Gelatinases contain a catalytic domain (located in the C-terminal region), which is essential for enzymatic activity and hydrolysis of peptide bonds in substrate molecules. This domain contains five beta strands in a twisted beta sheet bound together by three alpha helicies. The active site is located in between a beta strand and an alpha helix, holding histidine residues, with another helix holding a histidine residue, creating loops. These histidines are in relation to a catalytic zinc ion, playing an important role in catalyzing the hydrolysis of peptide bonds in proteins.Also in the C terminal region, there is a hemopexin-like domain, which interacts with a part of the cell membrane. Contributing to enzyme specificity, affinity, and localization, made of four blades with antiparallel beta stranded beta sheets.
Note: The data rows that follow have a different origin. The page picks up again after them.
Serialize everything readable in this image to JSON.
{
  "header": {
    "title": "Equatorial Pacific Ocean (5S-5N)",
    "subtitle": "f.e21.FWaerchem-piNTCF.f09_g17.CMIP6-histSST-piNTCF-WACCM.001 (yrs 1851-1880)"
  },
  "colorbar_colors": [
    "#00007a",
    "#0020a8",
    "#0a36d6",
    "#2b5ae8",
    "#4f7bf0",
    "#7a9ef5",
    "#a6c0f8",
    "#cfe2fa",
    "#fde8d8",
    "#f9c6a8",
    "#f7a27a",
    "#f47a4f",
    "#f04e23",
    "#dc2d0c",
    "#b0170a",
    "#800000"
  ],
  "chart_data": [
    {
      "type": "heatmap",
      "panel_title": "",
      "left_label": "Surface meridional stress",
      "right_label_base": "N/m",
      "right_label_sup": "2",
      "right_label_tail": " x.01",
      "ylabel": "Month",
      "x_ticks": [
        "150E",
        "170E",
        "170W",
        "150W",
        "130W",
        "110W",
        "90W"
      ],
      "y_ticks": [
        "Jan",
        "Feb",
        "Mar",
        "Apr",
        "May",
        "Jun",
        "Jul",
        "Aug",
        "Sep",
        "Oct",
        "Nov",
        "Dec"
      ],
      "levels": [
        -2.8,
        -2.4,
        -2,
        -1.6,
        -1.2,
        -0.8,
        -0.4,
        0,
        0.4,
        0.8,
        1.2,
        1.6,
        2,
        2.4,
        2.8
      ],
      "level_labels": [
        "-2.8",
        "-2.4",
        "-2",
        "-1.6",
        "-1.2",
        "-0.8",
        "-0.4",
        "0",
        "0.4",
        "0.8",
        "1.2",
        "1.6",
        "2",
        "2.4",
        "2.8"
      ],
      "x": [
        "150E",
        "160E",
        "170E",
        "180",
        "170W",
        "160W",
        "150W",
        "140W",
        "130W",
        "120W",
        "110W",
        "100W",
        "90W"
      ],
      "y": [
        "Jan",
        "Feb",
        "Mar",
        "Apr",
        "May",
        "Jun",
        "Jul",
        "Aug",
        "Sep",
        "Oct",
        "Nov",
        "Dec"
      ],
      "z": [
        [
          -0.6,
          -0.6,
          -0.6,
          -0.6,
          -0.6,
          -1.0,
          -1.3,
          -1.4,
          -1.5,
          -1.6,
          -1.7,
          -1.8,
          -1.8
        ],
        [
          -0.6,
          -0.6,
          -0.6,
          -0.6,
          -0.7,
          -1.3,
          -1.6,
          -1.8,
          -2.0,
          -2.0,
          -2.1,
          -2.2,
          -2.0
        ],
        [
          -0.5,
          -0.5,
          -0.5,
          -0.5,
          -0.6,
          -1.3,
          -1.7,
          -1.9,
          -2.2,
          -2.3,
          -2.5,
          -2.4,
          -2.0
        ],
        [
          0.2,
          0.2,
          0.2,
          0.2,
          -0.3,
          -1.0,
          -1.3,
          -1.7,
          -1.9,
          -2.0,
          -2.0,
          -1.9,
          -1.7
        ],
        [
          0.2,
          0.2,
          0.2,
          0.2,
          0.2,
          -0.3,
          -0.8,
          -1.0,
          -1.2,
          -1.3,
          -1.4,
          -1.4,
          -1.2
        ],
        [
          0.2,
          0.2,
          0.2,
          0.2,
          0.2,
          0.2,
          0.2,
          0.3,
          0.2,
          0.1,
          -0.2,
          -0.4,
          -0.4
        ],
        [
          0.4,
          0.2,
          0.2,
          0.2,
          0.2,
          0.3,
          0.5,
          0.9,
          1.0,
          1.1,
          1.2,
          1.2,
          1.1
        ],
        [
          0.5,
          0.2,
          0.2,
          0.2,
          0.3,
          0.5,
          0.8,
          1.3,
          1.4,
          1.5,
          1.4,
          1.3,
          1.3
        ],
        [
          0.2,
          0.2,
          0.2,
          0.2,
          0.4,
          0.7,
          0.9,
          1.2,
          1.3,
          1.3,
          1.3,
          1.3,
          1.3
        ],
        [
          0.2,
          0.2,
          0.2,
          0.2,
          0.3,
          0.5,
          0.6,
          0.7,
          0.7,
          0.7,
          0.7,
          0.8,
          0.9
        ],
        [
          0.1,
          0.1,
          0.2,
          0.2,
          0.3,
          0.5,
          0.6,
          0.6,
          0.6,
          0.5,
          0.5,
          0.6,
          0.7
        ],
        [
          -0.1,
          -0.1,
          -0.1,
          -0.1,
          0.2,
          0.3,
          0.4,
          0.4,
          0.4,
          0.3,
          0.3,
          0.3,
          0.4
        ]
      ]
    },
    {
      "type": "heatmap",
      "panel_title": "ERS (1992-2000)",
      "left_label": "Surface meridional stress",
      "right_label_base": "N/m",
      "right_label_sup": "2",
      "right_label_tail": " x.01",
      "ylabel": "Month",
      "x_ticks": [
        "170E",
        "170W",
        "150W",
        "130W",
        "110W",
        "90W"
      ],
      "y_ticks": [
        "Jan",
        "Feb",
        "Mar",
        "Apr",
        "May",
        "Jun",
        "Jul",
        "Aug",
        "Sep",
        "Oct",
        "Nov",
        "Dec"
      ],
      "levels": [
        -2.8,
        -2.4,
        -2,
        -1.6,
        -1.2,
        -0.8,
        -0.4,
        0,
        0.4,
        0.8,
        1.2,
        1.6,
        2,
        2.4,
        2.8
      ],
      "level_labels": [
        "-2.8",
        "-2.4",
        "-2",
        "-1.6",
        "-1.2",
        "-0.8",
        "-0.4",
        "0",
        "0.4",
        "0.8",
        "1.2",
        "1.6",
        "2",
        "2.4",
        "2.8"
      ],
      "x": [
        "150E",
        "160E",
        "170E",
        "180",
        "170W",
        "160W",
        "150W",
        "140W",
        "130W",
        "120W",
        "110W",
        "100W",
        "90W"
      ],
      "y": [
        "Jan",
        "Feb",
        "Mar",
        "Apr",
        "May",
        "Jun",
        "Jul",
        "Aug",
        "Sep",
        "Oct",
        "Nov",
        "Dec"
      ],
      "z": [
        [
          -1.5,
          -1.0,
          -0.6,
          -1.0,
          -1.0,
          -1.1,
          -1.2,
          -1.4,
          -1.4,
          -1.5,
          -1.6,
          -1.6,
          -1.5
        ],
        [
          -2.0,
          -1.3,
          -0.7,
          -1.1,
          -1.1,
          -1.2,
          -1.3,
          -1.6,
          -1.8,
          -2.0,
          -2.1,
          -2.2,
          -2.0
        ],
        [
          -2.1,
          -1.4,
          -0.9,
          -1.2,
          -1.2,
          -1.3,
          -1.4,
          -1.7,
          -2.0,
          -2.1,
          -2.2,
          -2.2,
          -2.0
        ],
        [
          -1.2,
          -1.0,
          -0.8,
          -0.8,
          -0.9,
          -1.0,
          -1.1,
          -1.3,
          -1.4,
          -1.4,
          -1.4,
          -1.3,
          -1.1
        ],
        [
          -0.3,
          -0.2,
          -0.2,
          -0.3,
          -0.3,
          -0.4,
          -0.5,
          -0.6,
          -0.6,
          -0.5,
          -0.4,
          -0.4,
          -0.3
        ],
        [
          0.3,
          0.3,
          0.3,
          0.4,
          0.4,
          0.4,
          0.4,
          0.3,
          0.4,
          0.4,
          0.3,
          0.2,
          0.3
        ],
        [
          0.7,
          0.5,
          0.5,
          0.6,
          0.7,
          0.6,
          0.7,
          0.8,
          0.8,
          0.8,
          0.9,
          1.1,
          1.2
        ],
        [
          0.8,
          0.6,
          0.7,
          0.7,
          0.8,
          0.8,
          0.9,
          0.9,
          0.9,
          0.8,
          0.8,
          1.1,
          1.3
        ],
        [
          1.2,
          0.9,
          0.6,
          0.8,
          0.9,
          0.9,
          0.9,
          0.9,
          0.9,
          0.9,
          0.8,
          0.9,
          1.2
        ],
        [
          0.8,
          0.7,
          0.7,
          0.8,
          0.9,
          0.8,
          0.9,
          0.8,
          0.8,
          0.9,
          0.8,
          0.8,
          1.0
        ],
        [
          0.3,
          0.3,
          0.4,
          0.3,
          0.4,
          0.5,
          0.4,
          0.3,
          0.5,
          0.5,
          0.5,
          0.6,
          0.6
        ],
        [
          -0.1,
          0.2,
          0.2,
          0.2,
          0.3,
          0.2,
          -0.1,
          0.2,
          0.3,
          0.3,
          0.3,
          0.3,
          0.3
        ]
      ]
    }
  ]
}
Furthermore, there is the fibronectin type II (FNII), important for recognition, folding, and mediation of gelatin interactions due to the involvement of protein-protein interactions, and are crucial for substrate specificity. FNII consists of two double-stranded antiparallel beta sheets. The primary structures of individual MMPs may have different domain compositions, and the arrangement of the domains and structures help with folding and stability of the enzyme, as folding is what promotes enzyme activity.

===Active sites===

Some of the gelatinases are proteinases that are zinc-dependent. The known active sites of these proteins are located in the catalytic domains, and typically contain a zinc atom at known site, which is important for catalysis. The active sites also contain histidine and glutamate residues, establishing the catalytic zinc-binding active site region. These residues are in coordination with the zinc ion for stabilization and conformation. This active site aids the hydrolysis of peptide bonds in substrates, such as gelatin and collagen, due to coordination of zinc ions and amino acid residues. They also influence gelatinase catalysis and binding of substrates.